What's your favorite part of your job?
My favorite projects are the ones I'm able to follow from the first site characterization — designing the initial sampling plan, following through with the remedial investigation and finally helping to kick off the remediation. This level of familiarity with a project really helps me to figure out what is going on with the pollutants at a site.
How did you know your organization was a good fit for you?
I never have a chance to get bored and am inspired to continue learning about new sampling techniques to better characterize contamination. Doing a mix of data analysis in the office and sampling outside keeps me on my toes. I want to do the best job I can to get sites to a place where they can be cleaned up.
What was your favorite class you took at Simmons? Why?
There is no way I could choose just one class from my time at Simmons.
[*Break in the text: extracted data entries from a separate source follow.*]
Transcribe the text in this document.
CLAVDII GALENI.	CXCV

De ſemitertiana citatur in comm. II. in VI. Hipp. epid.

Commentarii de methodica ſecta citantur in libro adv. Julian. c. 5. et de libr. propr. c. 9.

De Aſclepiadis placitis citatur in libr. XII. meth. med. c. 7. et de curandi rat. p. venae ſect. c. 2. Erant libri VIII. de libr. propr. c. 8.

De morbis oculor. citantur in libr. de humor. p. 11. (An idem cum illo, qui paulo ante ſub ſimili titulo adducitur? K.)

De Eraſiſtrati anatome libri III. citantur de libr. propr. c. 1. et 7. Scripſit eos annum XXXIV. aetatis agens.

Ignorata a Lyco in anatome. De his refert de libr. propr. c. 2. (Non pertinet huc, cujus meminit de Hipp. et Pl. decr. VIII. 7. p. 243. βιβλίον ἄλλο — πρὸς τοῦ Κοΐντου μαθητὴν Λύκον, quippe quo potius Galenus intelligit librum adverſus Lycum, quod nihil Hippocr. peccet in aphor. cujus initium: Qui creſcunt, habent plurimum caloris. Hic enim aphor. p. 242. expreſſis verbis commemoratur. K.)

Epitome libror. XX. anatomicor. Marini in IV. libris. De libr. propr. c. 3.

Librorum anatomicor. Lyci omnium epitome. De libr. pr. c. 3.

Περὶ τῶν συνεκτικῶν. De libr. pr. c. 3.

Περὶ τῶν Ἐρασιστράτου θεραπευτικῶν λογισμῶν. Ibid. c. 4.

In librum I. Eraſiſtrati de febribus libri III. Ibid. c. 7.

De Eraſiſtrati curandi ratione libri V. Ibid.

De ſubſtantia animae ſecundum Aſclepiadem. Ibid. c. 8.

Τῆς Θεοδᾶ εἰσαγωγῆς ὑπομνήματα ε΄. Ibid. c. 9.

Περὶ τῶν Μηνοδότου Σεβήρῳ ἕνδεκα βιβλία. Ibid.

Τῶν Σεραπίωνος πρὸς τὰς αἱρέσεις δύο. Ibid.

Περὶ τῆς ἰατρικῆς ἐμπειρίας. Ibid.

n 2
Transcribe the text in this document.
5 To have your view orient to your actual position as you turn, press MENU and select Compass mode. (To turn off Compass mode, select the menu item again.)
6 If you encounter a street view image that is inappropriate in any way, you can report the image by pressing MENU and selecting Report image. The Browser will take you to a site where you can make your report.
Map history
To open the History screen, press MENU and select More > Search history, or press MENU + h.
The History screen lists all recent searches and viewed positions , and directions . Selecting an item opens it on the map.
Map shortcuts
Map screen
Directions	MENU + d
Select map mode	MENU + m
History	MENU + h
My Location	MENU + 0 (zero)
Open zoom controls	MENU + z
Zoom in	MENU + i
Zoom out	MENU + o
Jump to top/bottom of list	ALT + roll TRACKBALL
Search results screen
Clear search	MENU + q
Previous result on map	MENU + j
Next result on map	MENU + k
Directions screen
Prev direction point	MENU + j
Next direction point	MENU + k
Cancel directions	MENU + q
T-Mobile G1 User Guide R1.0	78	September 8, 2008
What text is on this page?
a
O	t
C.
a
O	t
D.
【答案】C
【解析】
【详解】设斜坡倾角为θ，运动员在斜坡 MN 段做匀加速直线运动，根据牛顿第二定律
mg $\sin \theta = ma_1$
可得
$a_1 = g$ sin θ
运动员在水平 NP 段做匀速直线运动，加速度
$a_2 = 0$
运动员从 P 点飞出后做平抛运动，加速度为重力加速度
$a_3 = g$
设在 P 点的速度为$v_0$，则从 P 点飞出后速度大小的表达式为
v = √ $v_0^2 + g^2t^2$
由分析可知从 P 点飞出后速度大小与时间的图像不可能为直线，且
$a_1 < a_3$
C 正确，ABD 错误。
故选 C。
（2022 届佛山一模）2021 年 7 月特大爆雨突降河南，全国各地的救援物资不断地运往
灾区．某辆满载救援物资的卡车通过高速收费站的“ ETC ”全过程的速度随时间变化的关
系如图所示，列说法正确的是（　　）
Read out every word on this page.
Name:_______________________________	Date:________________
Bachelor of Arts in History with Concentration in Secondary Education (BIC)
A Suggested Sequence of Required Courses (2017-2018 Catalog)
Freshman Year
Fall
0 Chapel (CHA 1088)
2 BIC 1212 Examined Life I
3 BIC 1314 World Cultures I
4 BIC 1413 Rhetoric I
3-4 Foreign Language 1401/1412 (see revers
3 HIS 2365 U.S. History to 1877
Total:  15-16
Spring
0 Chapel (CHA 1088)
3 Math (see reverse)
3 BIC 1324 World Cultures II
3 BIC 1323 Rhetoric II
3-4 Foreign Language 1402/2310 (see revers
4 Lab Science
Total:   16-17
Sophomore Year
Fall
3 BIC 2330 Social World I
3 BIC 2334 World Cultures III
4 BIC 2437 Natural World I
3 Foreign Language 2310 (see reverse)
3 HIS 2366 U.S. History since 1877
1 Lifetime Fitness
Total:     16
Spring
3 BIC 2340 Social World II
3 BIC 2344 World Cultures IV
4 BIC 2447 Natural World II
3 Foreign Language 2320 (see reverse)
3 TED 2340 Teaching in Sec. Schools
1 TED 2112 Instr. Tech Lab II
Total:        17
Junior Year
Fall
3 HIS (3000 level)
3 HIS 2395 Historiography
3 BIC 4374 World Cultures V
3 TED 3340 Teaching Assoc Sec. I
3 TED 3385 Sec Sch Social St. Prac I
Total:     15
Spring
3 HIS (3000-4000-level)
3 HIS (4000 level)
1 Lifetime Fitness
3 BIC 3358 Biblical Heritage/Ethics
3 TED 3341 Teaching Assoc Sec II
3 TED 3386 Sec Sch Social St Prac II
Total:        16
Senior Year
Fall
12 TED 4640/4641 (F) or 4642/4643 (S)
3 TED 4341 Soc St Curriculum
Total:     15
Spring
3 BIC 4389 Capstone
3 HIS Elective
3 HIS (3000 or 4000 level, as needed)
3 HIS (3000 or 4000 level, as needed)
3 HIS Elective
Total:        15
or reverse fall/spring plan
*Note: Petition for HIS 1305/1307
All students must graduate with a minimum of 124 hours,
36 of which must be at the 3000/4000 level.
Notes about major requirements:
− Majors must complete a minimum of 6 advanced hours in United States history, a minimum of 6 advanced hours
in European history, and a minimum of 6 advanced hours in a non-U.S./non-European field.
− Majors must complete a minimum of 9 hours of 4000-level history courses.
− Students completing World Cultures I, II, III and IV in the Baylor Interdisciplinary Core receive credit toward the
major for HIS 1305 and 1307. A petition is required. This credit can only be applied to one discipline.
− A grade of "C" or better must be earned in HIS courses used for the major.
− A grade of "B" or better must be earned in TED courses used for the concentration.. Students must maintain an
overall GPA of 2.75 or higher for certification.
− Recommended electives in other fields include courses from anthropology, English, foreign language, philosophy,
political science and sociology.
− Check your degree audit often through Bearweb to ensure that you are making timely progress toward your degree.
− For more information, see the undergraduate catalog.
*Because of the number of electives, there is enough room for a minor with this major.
My chemistry professors made me love my classes so much that I ended up changing my major to chemistry. It wasn't all science for me though, I also took every photography class I could fit into my schedule. Developing film and printing photographs in the darkroom was a nice way to bring science and art together.
What's the best career advice you've gotten along the way?
Always say yes to opportunity. Do not be afraid. Do not sell yourself short. Take every chance you can to talk to the important people in your field.
What advice would you give to the current Simmons students considering a career in STEM?
Don't be afraid of the sciences! If you're interested in a STEM field, then do everything you can to learn about it. Find a summer job related to your interests, seek out the smart people in your field and do everything you can to learn from everyone you can find.
What will your speech at May Day focus on?
I'll be telling stories about what I've encountered while working to illustrate the need to care for our environment.
How did you celebrate May Day when you were at Simmons?
I remember watching the maypole festivities and the breakfast fondly.
What's your Simmons Moment?
It's hard to choose a single moment — but I always loved the general feeling on campus. Some of my closest friends are from Simmons and I will always be grateful that my professors seemed to go out of their way to point me toward various opportunities in chemistry while I was a student.